An Advanced High‐Entropy Fluorophosphate Cathode for Sodium‐Ion Batteries with Increased Working Voltage and Energy Density

Abstract Impossible voltage plateau regulation for the cathode materials with fixed active elemental center is a pressing issue hindering the development of Na‐superionic‐conductor (NASICON)‐type Na 3 V 2 (PO 4 ) 2 F 3 (NVPF) cathodes in sodium‐ion batteries (SIBs). Herein, a high‐entropy substitution strategy, to alter the detailed crystal structure of NVPF without changing the central active V atom, is pioneeringly utilized, achieving simultaneous electronic conductivity enhancement and diffusion barrier reduction for Na + , according to theoretical calculations.
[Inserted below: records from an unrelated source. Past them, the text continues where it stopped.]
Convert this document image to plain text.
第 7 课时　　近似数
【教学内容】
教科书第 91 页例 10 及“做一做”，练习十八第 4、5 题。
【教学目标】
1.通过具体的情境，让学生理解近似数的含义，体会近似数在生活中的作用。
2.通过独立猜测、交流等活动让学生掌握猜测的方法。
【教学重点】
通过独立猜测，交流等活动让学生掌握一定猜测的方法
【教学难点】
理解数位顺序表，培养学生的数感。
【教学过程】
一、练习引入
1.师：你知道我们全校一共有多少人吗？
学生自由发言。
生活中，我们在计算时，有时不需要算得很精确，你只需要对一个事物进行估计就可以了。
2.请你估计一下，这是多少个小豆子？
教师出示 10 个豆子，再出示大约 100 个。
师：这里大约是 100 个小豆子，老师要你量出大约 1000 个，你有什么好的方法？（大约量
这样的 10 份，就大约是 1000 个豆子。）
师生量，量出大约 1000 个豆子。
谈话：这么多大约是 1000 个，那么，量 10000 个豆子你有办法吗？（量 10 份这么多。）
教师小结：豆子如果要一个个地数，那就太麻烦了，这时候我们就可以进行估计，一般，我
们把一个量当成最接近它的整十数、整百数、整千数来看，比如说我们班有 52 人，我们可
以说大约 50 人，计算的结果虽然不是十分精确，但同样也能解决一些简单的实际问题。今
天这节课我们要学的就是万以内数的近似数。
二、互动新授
The as‐prepared carbon‐free high‐entropy Na 3 V 1.9 (Ca,Mg,Al,Cr,Mn) 0.1 (PO 4 ) 2 F 3 (HE‐NVPF) cathode can deliver higher mean voltage of 3.81 V and more advantageous energy density up to 445.5 Wh kg −1 , which is attributed by the diverse transition‐metal elemental substitution in high‐entropy crystalline. More importantly, high‐entropy introduction can help realize disordered rearrangement of Na + at Na(2) active sites, thereby to refrain from unfavorable discharging behaviors at low‐voltage region, further lifting up the mean working voltage to realize a full Na‐ion storage at the high voltage plateau. Coupling with a hard carbon (HC) anode, HE‐NVPF//HC SIB full cells can deliver high specific energy density of 326.8 Wh kg −1 at 5 C with the power density of 2178.9 W kg −1 . This route means the unlikely potential regulation in NASICON‐type crystal with unchangeable active center becomes possible, inspiring new ideas on elevating the mean working voltage for SIB cathodes.